When TLS breaks, it's usually one of three things

Certificate chain problem
The cert itself is valid, but the intermediate certificate is missing. Browsers sometimes fill in the gap, but curl and other services won't.

openssl s_client -connect api.example.com:443 -servername api.example.com

Hostname / SNI mismatch
The certificate was issued for api.example.com but the request hits api-internal.example.com. TLS rejects the connection.

Expired or time-drifted certificate
The cert expired, or the server clock is off and thinks a valid cert is not-yet-valid.

curl -vk https://api.example.com/health

The -v flag shows the TLS handshake details. This is my first check when I see SSL/TLS errors.

8. Troubleshooting Workflow - Layer by Layer

This is the sequence I follow to keep MTTR low and avoid random command execution:

DNS -> Path -> Port -> Protocol -> Policy

DNS - Does name resolution return expected targets?

dig +short service.internal

Path - Can traffic reach the destination network?

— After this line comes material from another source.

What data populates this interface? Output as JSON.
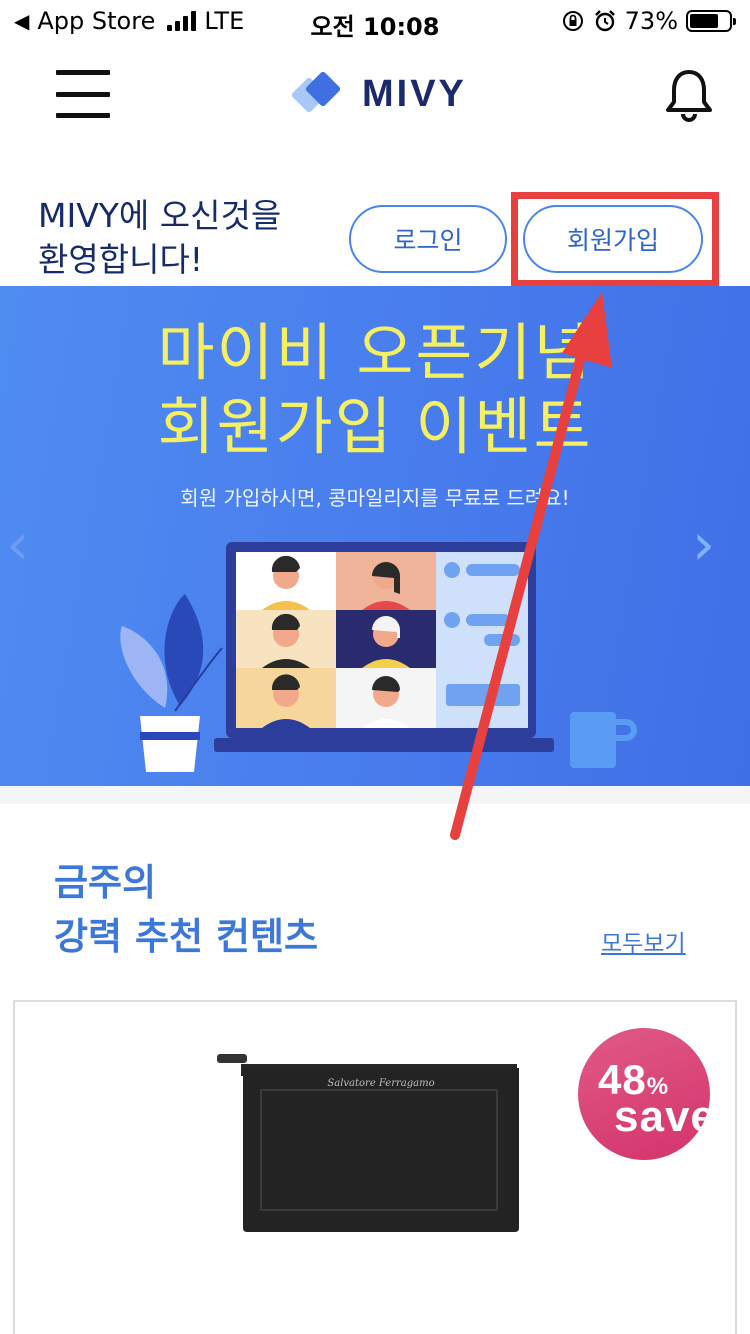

traceroute service.internal

Port - Is the destination port reachable and listening?

nc -vz service.internal 443

Protocol - Does the HTTP/TLS handshake succeed?

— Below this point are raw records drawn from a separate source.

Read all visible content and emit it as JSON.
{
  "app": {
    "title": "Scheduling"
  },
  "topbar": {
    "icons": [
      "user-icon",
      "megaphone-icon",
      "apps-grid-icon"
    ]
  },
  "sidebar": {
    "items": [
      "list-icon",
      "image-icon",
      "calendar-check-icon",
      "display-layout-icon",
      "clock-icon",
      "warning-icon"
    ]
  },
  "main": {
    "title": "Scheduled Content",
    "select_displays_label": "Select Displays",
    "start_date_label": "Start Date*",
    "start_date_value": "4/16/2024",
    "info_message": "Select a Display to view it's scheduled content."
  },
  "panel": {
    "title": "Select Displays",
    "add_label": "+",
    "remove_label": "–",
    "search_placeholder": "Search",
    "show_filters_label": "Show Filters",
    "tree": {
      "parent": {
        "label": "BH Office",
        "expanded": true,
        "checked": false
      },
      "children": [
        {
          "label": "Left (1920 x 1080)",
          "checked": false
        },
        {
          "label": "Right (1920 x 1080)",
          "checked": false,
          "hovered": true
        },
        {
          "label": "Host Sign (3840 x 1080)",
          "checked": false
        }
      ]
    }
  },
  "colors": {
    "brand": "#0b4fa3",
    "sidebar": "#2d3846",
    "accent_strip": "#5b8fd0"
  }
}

curl -vk https://service.internal/health

Policy - Are firewall/NSG rules allowing the flow?

sudo iptables -L -n

The reason this sequence works is that it narrows fault domains quickly. If DNS is wrong, nothing above it matters yet. If the port is closed, the service is down - stop debugging the app and check the process.

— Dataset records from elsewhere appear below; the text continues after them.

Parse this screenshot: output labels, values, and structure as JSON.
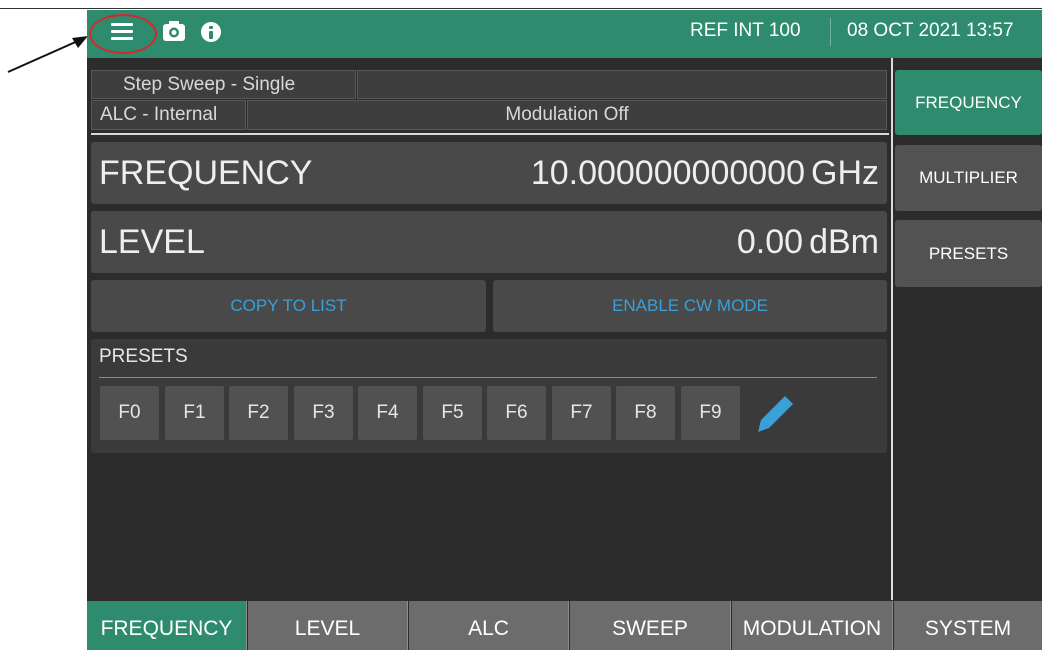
{
  "header": {
    "reference": "REF INT 100",
    "datetime": "08 OCT 2021 13:57",
    "accent_color": "#2e8b6e"
  },
  "icons": [
    "menu-icon",
    "camera-icon",
    "info-icon",
    "edit-pencil-icon"
  ],
  "status": {
    "sweep_mode": "Step Sweep - Single",
    "alc_mode": "ALC - Internal",
    "modulation": "Modulation Off"
  },
  "frequency": {
    "label": "FREQUENCY",
    "value": "10.000000000000",
    "unit": "GHz"
  },
  "level": {
    "label": "LEVEL",
    "value": "0.00",
    "unit": "dBm"
  },
  "actions": {
    "copy_to_list": "COPY TO LIST",
    "enable_cw": "ENABLE CW MODE"
  },
  "presets": {
    "title": "PRESETS",
    "keys": [
      "F0",
      "F1",
      "F2",
      "F3",
      "F4",
      "F5",
      "F6",
      "F7",
      "F8",
      "F9"
    ]
  },
  "sidebar": {
    "items": [
      {
        "label": "FREQUENCY",
        "active": true
      },
      {
        "label": "MULTIPLIER",
        "active": false
      },
      {
        "label": "PRESETS",
        "active": false
      }
    ]
  },
  "tabs": [
    {
      "label": "FREQUENCY",
      "active": true
    },
    {
      "label": "LEVEL",
      "active": false
    },
    {
      "label": "ALC",
      "active": false
    },
    {
      "label": "SWEEP",
      "active": false
    },
    {
      "label": "MODULATION",
      "active": false
    },
    {
      "label": "SYSTEM",
      "active": false
    }
  ]
}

9. Patterns I Keep Seeing in Production

"Connection timed out"
Packets aren't making the full round trip. Almost always a firewall, routing, or security group issue. Rarely fixed by restarting the app.

"Connection refused"
The host is reachable but nothing is listening on that port. Check if the service is running, if it's bound to the right address, or if there's a port mismatch.

# Timed out - check network path
traceroute db.internal
nc -vz db.internal 5432

# Refused - check the service
ss -tlnp | grep 5432
systemctl status postgresql

TLS errors after certificate renewal
The cert was renewed but the intermediate chain wasn't included. Browser trusts it (fills the gap), but server-to-server calls fail.

Load balancer marking healthy service as unhealthy
Probe path, port, or expected status code doesn't match what the app serves. Fix the probe config, not the app.

Cross-zone latency misdiagnosed as slow code
App works, but every DB call pays a cross-zone or cross-region RTT penalty. Easy to blame the code when the real issue is placement.

10. Common Mistakes

Debugging from only one host - The issue might be DNS, routing, or policy that only affects certain nodes. Always test from multiple places.
Ignoring DNS TTL during rollouts - You updated the DNS record, but half your servers still cache the old IP for another hour. Wait for TTL to expire or flush caches explicitly.
Treating timeout and refused as the same error - Timeout means packets aren't reaching the destination. Refused means they are, but nothing is listening. Completely different fault domains.
Increasing retries during a partial outage - If 50% of requests are failing and you add retries, you just doubled the load on an already struggling system. This causes retry storms that make partial outages total.
Assuming TLS errors are always expired certs - It could be a missing intermediate chain or a hostname mismatch. Check the full chain, not just the expiry date.
Not checking the bind address - The service is running and the port is correct, but it's bound to 127.0.0.1 instead of 0.0.0.0. Local curl works, nothing else can reach it.

Key Takeaways

Networking is a first-class skill - Not a "network team only" topic
Use layers to debug - DNS, path, port, protocol, policy - in that order
DNS causes more outages than you think - Always query multiple resolvers
Timeout and refused are different problems - They point to different fault domains
TLS breaks in three ways - Chain, hostname, or expiry
Health check mismatches are silent killers - Verify LB probes match your app
Plan your network before you build - CIDR, NAT, and subnets save you later

Most production outages I've debugged had a networking component. Learning to think in layers has consistently helped me find the root cause faster.